By the way, did you see Bonifacio's double? It would have been a single for 80-90% of MLB hitters, but hustle and speed turned it into a two-bagger.
dtisch30
5/11
That was actually something I wanted to ask about. Most LOW power guys (>.75 ISO) are usually speed guys who have worked on contact skills and running hard out of the box. It seems strange to me that Bonifacio wouldn't have turned some of his singles into doubles by now simply because he is a pretty good runner. As a Yankee fan, Gardener is my frame of reference here and he seems to do that on many balls that should be or would be singles for simply average runners. Surprising...
Great stuff. Thanks Sam
pobothecat
5/11
And yet I really enjoy watching the guy play baseball.
midzman
5/12
16 for 16 in SBs. Soft spot for EB due to rotisserie prowess and cool name.
SOJseth
5/12
Another way to do it is to foul off a ton of pitches, until the pitcher eventually misses.

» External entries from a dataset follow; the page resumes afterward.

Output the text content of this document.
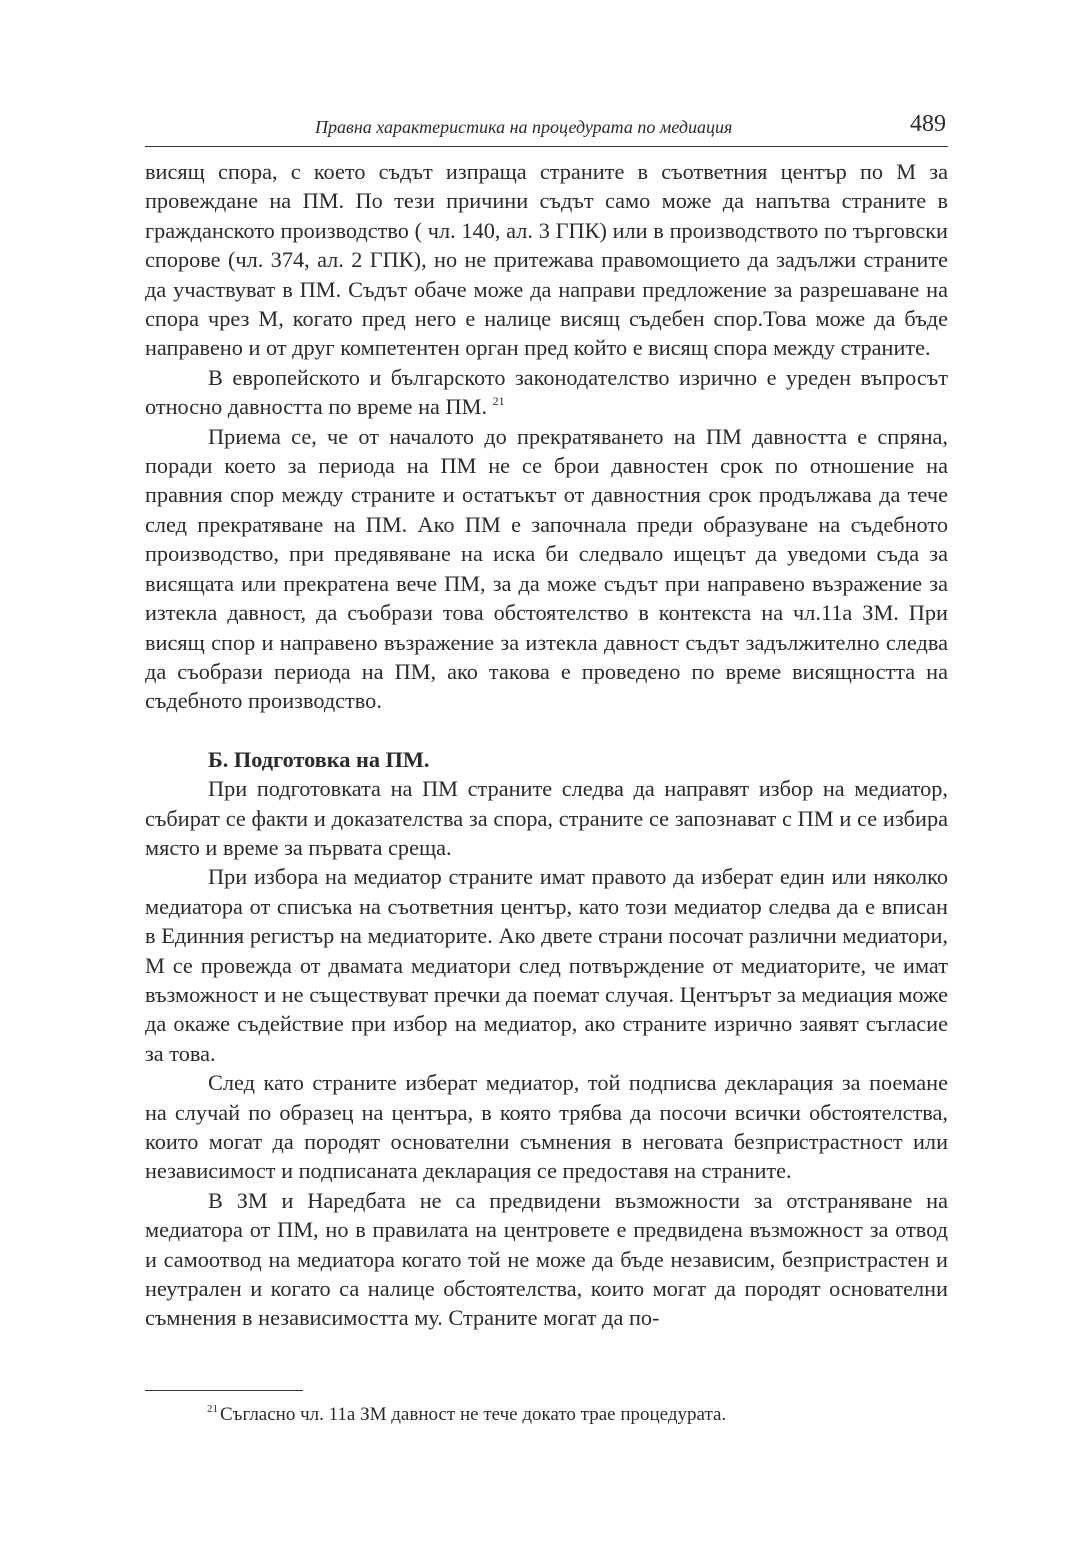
Правна характеристика на процедурата по медиация	489

висящ спора, с което съдът изпраща страните в съответния център по М за провеждане на ПМ. По тези причини съдът само може да напътва страните в гражданското производство ( чл. 140, ал. 3 ГПК) или в производството по търговски спорове (чл. 374, ал. 2 ГПК), но не притежава правомощието да задължи страните да участвуват в ПМ. Съдът обаче може да направи предложение за разрешаване на спора чрез М, когато пред него е налице висящ съдебен спор.Това може да бъде направено и от друг компетентен орган пред който е висящ спора между страните.

В европейското и българското законодателство изрично е уреден въпросът относно давността по време на ПМ. $^{21}$

Приема се, че от началото до прекратяването на ПМ давността е спряна, поради което за периода на ПМ не се брои давностен срок по отношение на правния спор между страните и остатъкът от давностния срок продължава да тече след прекратяване на ПМ. Ако ПМ е започнала преди образуване на съдебното производство, при предявяване на иска би следвало ищецът да уведоми съда за висящата или прекратена вече ПМ, за да може съдът при направено възражение за изтекла давност, да съобрази това обстоятелство в контекста на чл.11а ЗМ. При висящ спор и направено възражение за изтекла давност съдът задължително следва да съобрази периода на ПМ, ако такова е проведено по време висящността на съдебното производство.

Б. Подготовка на ПМ.

При подготовката на ПМ страните следва да направят избор на медиатор, събират се факти и доказателства за спора, страните се запознават с ПМ и се избира място и време за първата среща.

При избора на медиатор страните имат правото да изберат един или няколко медиатора от списъка на съответния център, като този медиатор следва да е вписан в Единния регистър на медиаторите. Ако двете страни посочат различни медиатори, М се провежда от двамата медиатори след потвърждение от медиаторите, че имат възможност и не съществуват пречки да поемат случая. Центърът за медиация може да окаже съдействие при избор на медиатор, ако страните изрично заявят съгласие за това.

След като страните изберат медиатор, той подписва декларация за поемане на случай по образец на центъра, в която трябва да посочи всички обстоятелства, които могат да породят основателни съмнения в неговата безпристрастност или независимост и подписаната декларация се предоставя на страните.

В ЗМ и Наредбата не са предвидени възможности за отстраняване на медиатора от ПМ, но в правилата на центровете е предвидена възможност за отвод и самоотвод на медиатора когато той не може да бъде независим, безпристрастен и неутрален и когато са налице обстоятелства, които могат да породят основателни съмнения в независимостта му. Страните могат да по-

$^{21}$ Съгласно чл. 11а ЗМ давност не тече докато трае процедурата.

I don't know of anyone who keeps track of it, but reverse-engineering the numbers from Fangraphs, Bonifacio appears to be fouling off 42.9% of the pitches he swings at, which ranks him 18th in the majors (behind a weird list topped by Reddick, Braun, DeJesus, Dee Gordon, and Jeter). This is in line with Bonifacio's last two years (44.1% and 40%), so yeah, this is probably driven mostly by pitchers throwing more balls. One has to imagine they'll stop doing that.